16th March 2008
For the past two days Dan has been phoning me non-stop, so I switched off my phone. He’s mixed threats with words of contrition, telling me how much he loves me and how much I mean to him. At one point he started to cry and I felt sorry for him. For all his faults, and they are many, Dan is not an evil man. He is deeply troubled, yes, but in other aspects of his life he can be kind and generous. Indeed, to the outside world he comes across as polite and charming. He’s a likeable guy and his friends admire him. I’m the only person who sees his darker side and I’ve told no one about our problem. I’m not sure how I would broach the subject or where to start.
I was shopping in the local supermarket when Dan approached me. He was sober and contrite and he asked for my forgiveness.
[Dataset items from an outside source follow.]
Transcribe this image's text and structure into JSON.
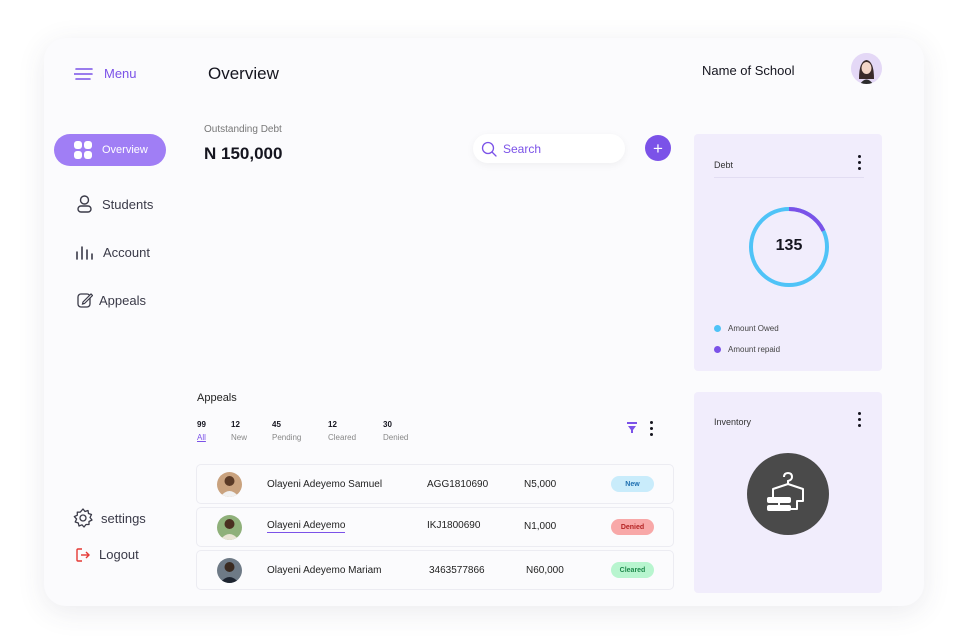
{
  "header": {
    "menu_label": "Menu",
    "page_title": "Overview",
    "school_name": "Name of School"
  },
  "sidebar": {
    "items": [
      {
        "label": "Overview",
        "icon": "grid-icon",
        "active": true
      },
      {
        "label": "Students",
        "icon": "user-icon"
      },
      {
        "label": "Account",
        "icon": "bar-chart-icon"
      },
      {
        "label": "Appeals",
        "icon": "edit-icon"
      }
    ],
    "settings_label": "settings",
    "logout_label": "Logout"
  },
  "summary": {
    "outstanding_label": "Outstanding Debt",
    "outstanding_value": "N 150,000"
  },
  "search": {
    "placeholder": "Search"
  },
  "add_button": {
    "label": "+"
  },
  "debt_card": {
    "title": "Debt",
    "center_value": "135",
    "amount_owed_fraction": 0.82,
    "amount_repaid_fraction": 0.18,
    "legend": [
      {
        "label": "Amount Owed",
        "color": "#4fc3f7"
      },
      {
        "label": "Amount repaid",
        "color": "#7b52e8"
      }
    ]
  },
  "inventory_card": {
    "title": "Inventory"
  },
  "appeals": {
    "title": "Appeals",
    "stats": [
      {
        "count": "99",
        "label": "All"
      },
      {
        "count": "12",
        "label": "New"
      },
      {
        "count": "45",
        "label": "Pending"
      },
      {
        "count": "12",
        "label": "Cleared"
      },
      {
        "count": "30",
        "label": "Denied"
      }
    ],
    "rows": [
      {
        "name": "Olayeni Adeyemo Samuel",
        "code": "AGG1810690",
        "amount": "N5,000",
        "status": "New"
      },
      {
        "name": "Olayeni Adeyemo",
        "code": "IKJ1800690",
        "amount": "N1,000",
        "status": "Denied"
      },
      {
        "name": "Olayeni Adeyemo Mariam",
        "code": "3463577866",
        "amount": "N60,000",
        "status": "Cleared"
      }
    ]
  },
  "colors": {
    "accent": "#7b52e8",
    "accent_light": "#a07ef5",
    "ring": "#4fc3f7",
    "badge_new": "#c9ecfb",
    "badge_denied": "#f8a8a8",
    "badge_cleared": "#b8f5cf"
  }
}
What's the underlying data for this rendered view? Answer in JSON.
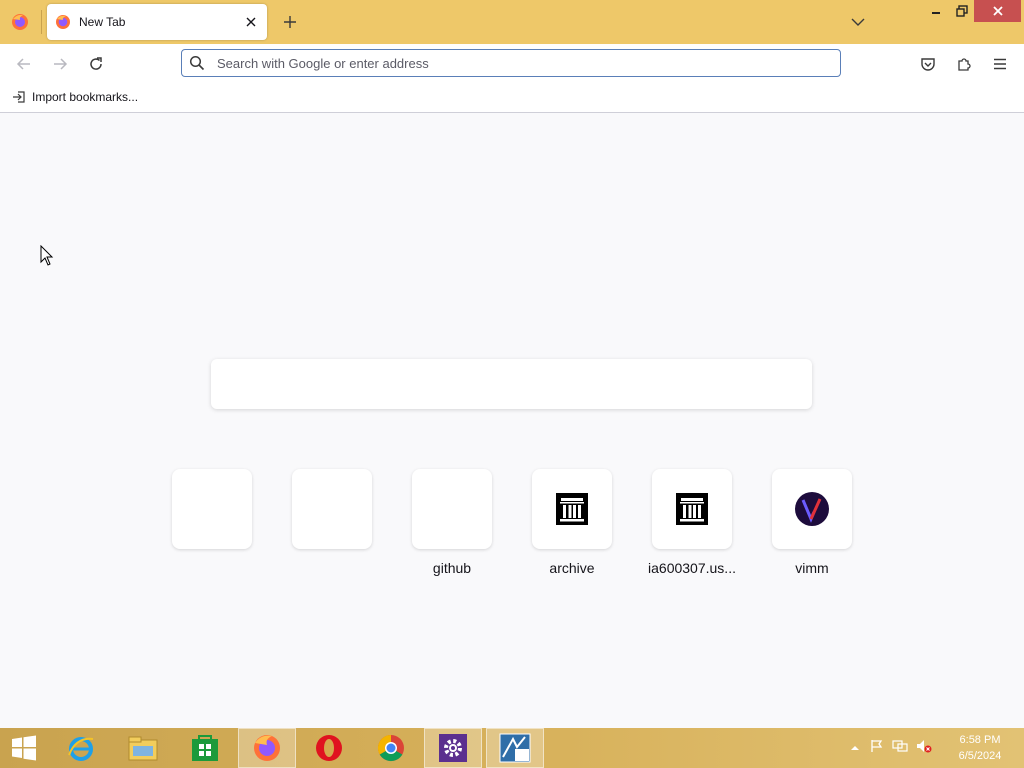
{
  "browser": {
    "tab": {
      "title": "New Tab"
    },
    "urlbar": {
      "placeholder": "Search with Google or enter address",
      "value": ""
    },
    "bookmarks": {
      "import_label": "Import bookmarks..."
    }
  },
  "shortcuts": [
    {
      "label": "",
      "icon": "blank"
    },
    {
      "label": "",
      "icon": "blank"
    },
    {
      "label": "github",
      "icon": "blank"
    },
    {
      "label": "archive",
      "icon": "archive-icon"
    },
    {
      "label": "ia600307.us...",
      "icon": "archive-icon"
    },
    {
      "label": "vimm",
      "icon": "vimm-icon"
    }
  ],
  "taskbar": {
    "apps": [
      "start-icon",
      "internet-explorer-icon",
      "file-explorer-icon",
      "store-icon",
      "firefox-icon",
      "opera-icon",
      "chrome-icon",
      "settings-icon",
      "app-10-icon"
    ],
    "clock": {
      "time": "6:58 PM",
      "date": "6/5/2024"
    }
  },
  "colors": {
    "titlebar": "#eec869",
    "close": "#c75050",
    "accent": "#5a7fb8"
  }
}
He admitted that the affair with Tina had been a mistake and that he wouldn’t do it again. He begged me to return home and to give our marriage ‘one more try’. I felt safe in a public place and I knew he wouldn’t harm me, so I told him directly that it was over, that he’d hurt me too many times, physically and emotionally, and that we had to move on. I said I’d be there for him if he ran into difficulties, but he had to allow me the space to develop my own life and move on. At first, my words seemed to make sense to him, then he went into begging mode again and asked me to ‘come home’. We were attracting the attentions of the other shoppers, so I told him to give me a week, no contact whatsoever, and I would think carefully about what he said and phone him with my answer. Dan knows that I always hold to my promises, so he accepted my words. I will think carefully about what he’s said, while at the same time hoping that I’ll find the courage not to give in to his emotional blackmail and threats.